Chinese exports fell an annual 7.3 percent year-over-year on dollar terms, exceeding economists’ expectations for a decrease of 6.0 percent. Imports dropped 1.4 percent in the month from a year ago, just above the 1.0 percent fall expected by economists.
Japanese shares ended a choppy session flat as investors moved to the sidelines before the U.S. presidential election. The Nikkei average swung between gains and losses before closing 5.83 points or 0.03 percent lower at 17,171.38. The broader Topix index closed up 0.05 percent at 1,363.49.
Automakers Honda, Mazda and Toyota gained about 1 percent each as the greenback held steady against the yen. Nikon rose 1.3 percent on a Nikkei report that it plans to eliminate about 1,000 jobs in Japan. Toyota Motor today lifted its profit forecast for the fiscal year despite reporting another sharp decline in second-quarter net profit.
Nissan Motor added 0.7 percent after maintaining its full-year sales guidance. Mobile carrier Softbank Corp advanced 1.2 percent despite announcing a $550 million write down in its Indian investment.
Australian shares extended gains for a second consecutive session despite mixed readings on business and consumer confidence. The benchmark S&P/ASX 200 inched up 7 points or 0.13 percent to 5,257.80 while the broader All Ordinaries index closed 11.30 points or 0.21 percent higher at 5,342.20.
Miners BHP Billiton, Rio Tinto and Fortescue Metals Group climbed 2-3 percent on the back of higher steel and iron ore futures in China. Energy major Santos jumped over 6 percent after U.S. crude oil futures climbed about 2 percent overnight.

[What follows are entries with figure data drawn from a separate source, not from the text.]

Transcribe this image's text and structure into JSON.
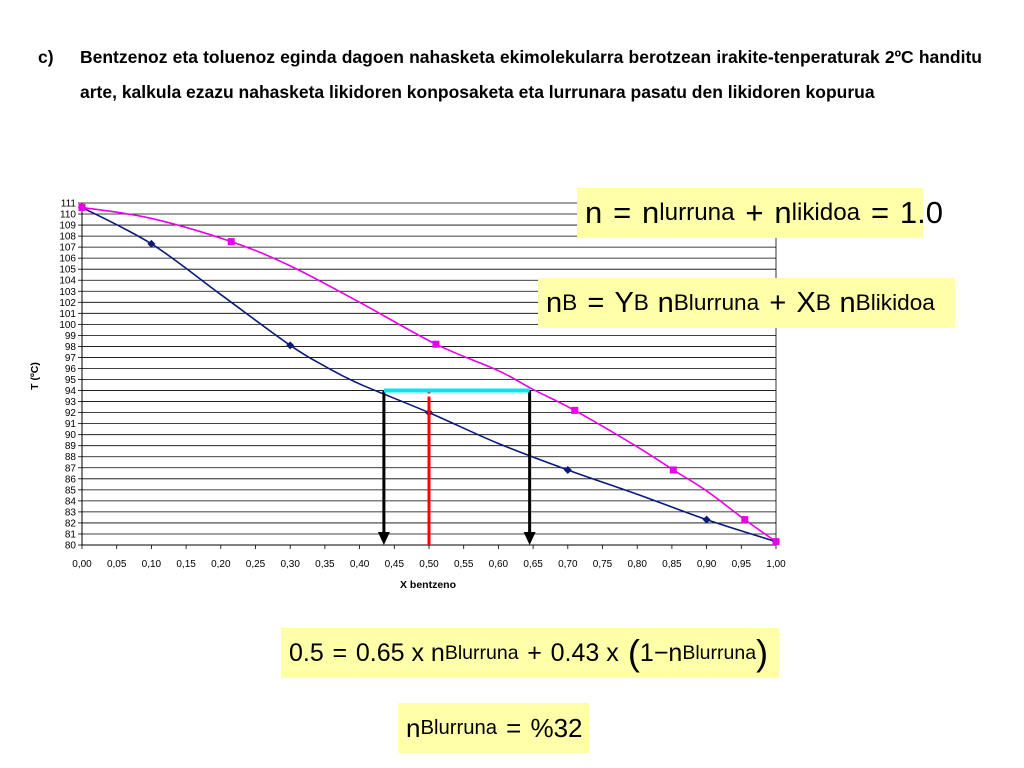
{
  "problem": {
    "label": "c)",
    "text": "Bentzenoz eta toluenoz eginda dagoen nahasketa ekimolekularra berotzean irakite-tenperaturak 2ºC handitu arte, kalkula ezazu nahasketa likidoren konposaketa eta lurrunara pasatu den likidoren kopurua"
  },
  "equations": {
    "eq1": {
      "n": "n",
      "eq": "=",
      "n_lurruna": "n",
      "sub_lurruna": "lurruna",
      "plus": "+",
      "n_likidoa": "n",
      "sub_likidoa": "likidoa",
      "eq2": "=",
      "value": "1.0"
    },
    "eq2": {
      "nB": "n",
      "sub_B": "B",
      "eq": "=",
      "Y": "Y",
      "sub_YB": "B",
      "n1": "n",
      "sub_n1": "Blurruna",
      "plus": "+",
      "X": "X",
      "sub_XB": "B",
      "n2": "n",
      "sub_n2": "Blikidoa"
    },
    "eq3": {
      "lhs": "0.5",
      "eq": "=",
      "term1": "0.65 x n",
      "sub1": "Blurruna",
      "plus": "+",
      "term2": "0.43 x",
      "lparen": "(",
      "one": "1",
      "minus": "−",
      "n": "n",
      "sub2": "Blurruna",
      "rparen": ")"
    },
    "eq4": {
      "n": "n",
      "sub": "Blurruna",
      "eq": "=",
      "value": "%32"
    }
  },
  "chart_data": {
    "type": "line",
    "xlabel": "X bentzeno",
    "ylabel": "T (ºC)",
    "xlim": [
      0,
      1
    ],
    "ylim": [
      80,
      111
    ],
    "x_ticks": [
      "0,00",
      "0,05",
      "0,10",
      "0,15",
      "0,20",
      "0,25",
      "0,30",
      "0,35",
      "0,40",
      "0,45",
      "0,50",
      "0,55",
      "0,60",
      "0,65",
      "0,70",
      "0,75",
      "0,80",
      "0,85",
      "0,90",
      "0,95",
      "1,00"
    ],
    "y_ticks": [
      "80",
      "81",
      "82",
      "83",
      "84",
      "85",
      "86",
      "87",
      "88",
      "89",
      "90",
      "91",
      "92",
      "93",
      "94",
      "95",
      "96",
      "97",
      "98",
      "99",
      "100",
      "101",
      "102",
      "103",
      "104",
      "105",
      "106",
      "107",
      "108",
      "109",
      "110",
      "111"
    ],
    "grid": "horizontal",
    "series": [
      {
        "color": "#0a1a7a",
        "marker": "diamond",
        "curve": [
          [
            0,
            110.6
          ],
          [
            0.1,
            107.3
          ],
          [
            0.2,
            102.7
          ],
          [
            0.3,
            98.1
          ],
          [
            0.35,
            96.2
          ],
          [
            0.4,
            94.6
          ],
          [
            0.5,
            92.0
          ],
          [
            0.6,
            89.2
          ],
          [
            0.7,
            86.8
          ],
          [
            0.8,
            84.6
          ],
          [
            0.9,
            82.3
          ],
          [
            1.0,
            80.3
          ]
        ],
        "markers": [
          [
            0,
            110.6
          ],
          [
            0.1,
            107.3
          ],
          [
            0.3,
            98.1
          ],
          [
            0.5,
            92.0
          ],
          [
            0.7,
            86.8
          ],
          [
            0.9,
            82.3
          ],
          [
            1.0,
            80.3
          ]
        ]
      },
      {
        "color": "#e800e8",
        "marker": "square",
        "curve": [
          [
            0,
            110.6
          ],
          [
            0.1,
            109.6
          ],
          [
            0.215,
            107.5
          ],
          [
            0.3,
            105.3
          ],
          [
            0.4,
            102.0
          ],
          [
            0.51,
            98.2
          ],
          [
            0.6,
            95.8
          ],
          [
            0.65,
            94.1
          ],
          [
            0.71,
            92.2
          ],
          [
            0.8,
            88.9
          ],
          [
            0.852,
            86.8
          ],
          [
            0.9,
            84.9
          ],
          [
            0.955,
            82.3
          ],
          [
            1.0,
            80.3
          ]
        ],
        "markers": [
          [
            0,
            110.6
          ],
          [
            0.215,
            107.5
          ],
          [
            0.51,
            98.2
          ],
          [
            0.71,
            92.2
          ],
          [
            0.852,
            86.8
          ],
          [
            0.955,
            82.3
          ],
          [
            1.0,
            80.3
          ]
        ]
      }
    ],
    "annotations": {
      "tie_line": {
        "x1": 0.435,
        "x2": 0.645,
        "y": 94.0,
        "color": "#00e5ee"
      },
      "down_arrows": [
        {
          "x": 0.435,
          "y": 94.0
        },
        {
          "x": 0.645,
          "y": 94.0
        }
      ],
      "red_line": {
        "x": 0.5,
        "y": 94.0,
        "color": "#ff0000"
      }
    }
  }
}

News Corp advanced 1.3 percent after reporting fiscal first-quarter results in line with analyst estimates. Fairfax Media shares rose 1.2 percent while those of APN News & Media added 0.8 percent. Online property business REA Group rallied 5.4 percent after lifting its September quarter earnings.
Incitec Pivot lost 1 percent on reporting a 68 percent slump in full-year profit. Gold miners Newcrest, Northern Star and Regis Resources fell about 1 percent after gold futures suffered their largest single-day percentage loss in about five weeks on Monday. Commonwealth Bank of Australia shed 0.6 percent after reporting flat first-quarter unaudited cash earnings.

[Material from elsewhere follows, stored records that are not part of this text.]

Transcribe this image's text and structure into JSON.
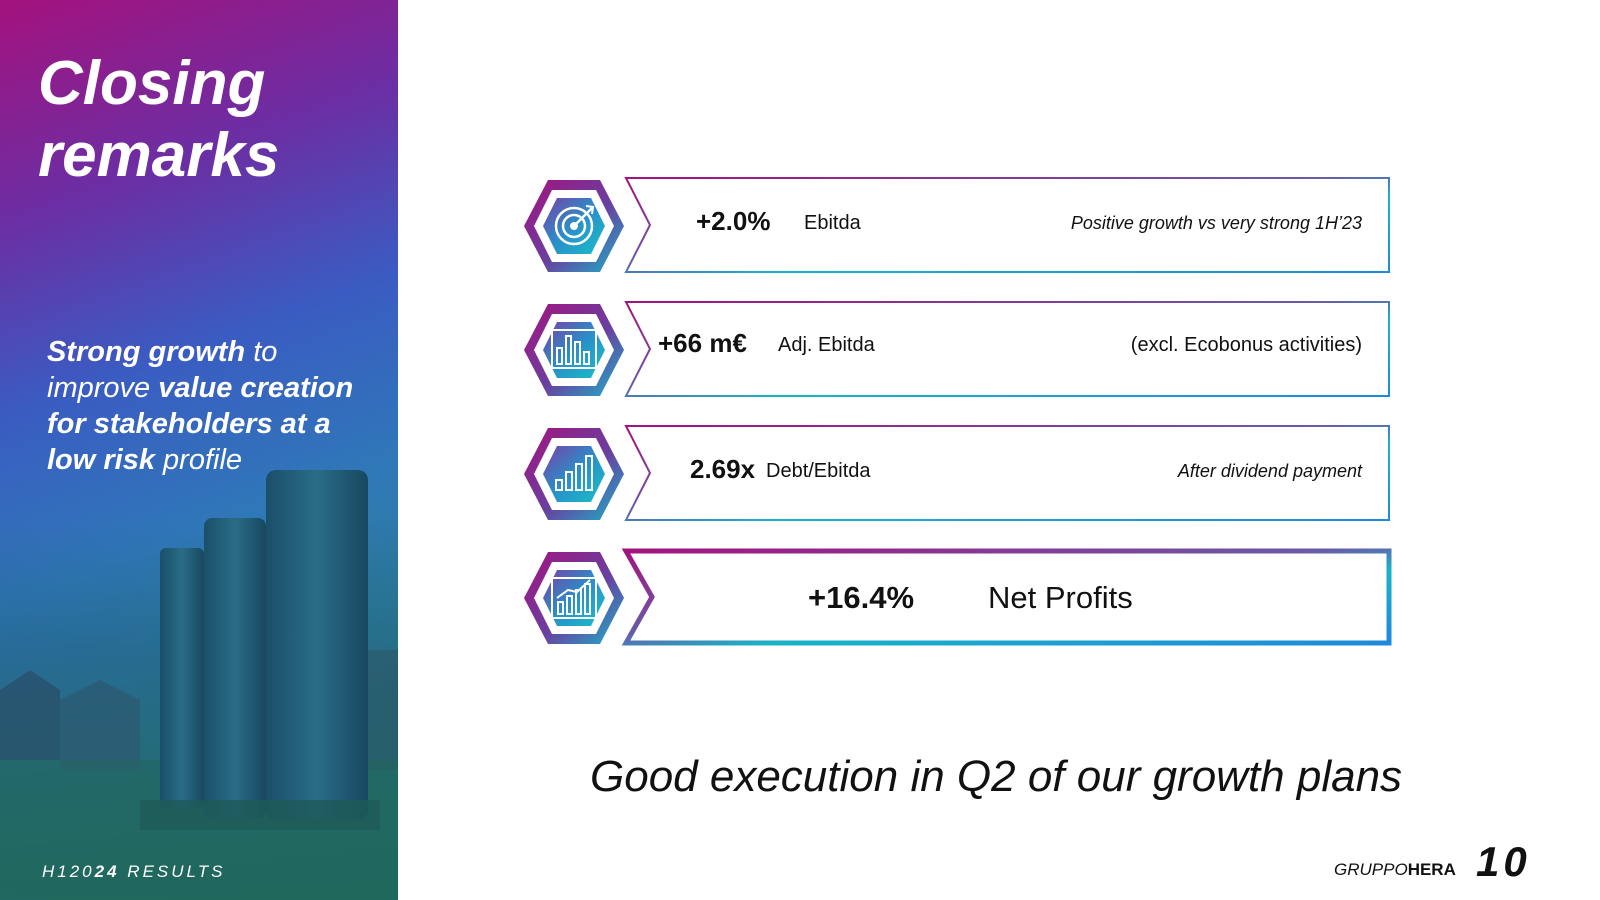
{
  "sidebar": {
    "title_line1": "Closing",
    "title_line2": "remarks",
    "text": {
      "p1_bold": "Strong growth",
      "p1_rest": " to",
      "p2_plain": "improve ",
      "p2_bold": "value creation",
      "p3_bold": "for stakeholders at a",
      "p4_bold": "low risk",
      "p4_rest": " profile"
    },
    "footer_prefix": "H120",
    "footer_bold": "24",
    "footer_suffix": " RESULTS"
  },
  "kpis": [
    {
      "value": "+2.0%",
      "label": "Ebitda",
      "note": "Positive growth vs very strong 1H’23",
      "icon": "target-icon"
    },
    {
      "value": "+66 m€",
      "label": "Adj. Ebitda",
      "note": "(excl. Ecobonus activities)",
      "icon": "bar-chart-icon"
    },
    {
      "value": "2.69x",
      "label": "Debt/Ebitda",
      "note": "After dividend payment",
      "icon": "ascending-bars-icon"
    },
    {
      "value": "+16.4%",
      "label": "Net Profits",
      "note": "",
      "icon": "growth-chart-icon"
    }
  ],
  "closing": "Good execution in Q2 of our growth plans",
  "brand": {
    "prefix": "GRUPPO",
    "bold": "HERA"
  },
  "page_number": "10",
  "colors": {
    "magenta": "#a4127e",
    "purple": "#6a3fa0",
    "teal": "#19b4c8",
    "blue": "#1f8ad8"
  }
}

Seoul shares inched higher and the local currency extended gains as investors placed their bets on Democrat Hillary Clinton emerging victorious over Republican candidate Donald Trump. The Kospi average rose 0.29 percent to 2,003.38.
Shares of Samsung Electronics ended on a flat note after prosecutors reportedly entered its offices, seeking evidence whether the company illegally provided gifts to the daughter of Choi Soon-sil, the confidante of President Park Geun-hye at the center of an influence-peddling investigation.
New Zealand shares ended a tad higher on the eve of the U.S. presidential elections. The benchmark S&P/NZX50 index rose 22.09 points or 0.32 percent to 6,894.36. A2 Milk shares soared 4.6 percent after its first-quarter revenue met expectations.
NZME shares slumped more than 24 percent to 50 cents as New Zealand’s competition watchdog said a proposed merger of media companies Fairfax Media and NZME will substantially lessen competition and lead to reduced editorial quality.
Indonesia’s Jakarta Composite index is rallying 1.5 percent after a government report showed Indonesia’s GDP grew largely in line with expectations in the third quarter.
The Taiwan Weighted closed 0.3 percent higher. Taiwan’s consumer price inflation rose 1.7 percent year-over-year in October, faster than the 0.33 percent increase in September and also above the 0.45 percent climb expected by economists, official data showed.
Benchmark indexes in Malaysia and Singapore are up around half a percent while Indian shares are marginally lower.
Overnight, U.S. stocks posted their biggest gain in eight months amid bets that Clinton will take the presidency over Republican rival Donald Trump.
The Dow rallied 2.1 percent and the S&P 500 climbed 2.2 percent after nine straight sessions of declines, while the tech-heavy Nasdaq jumped 2.4 percent.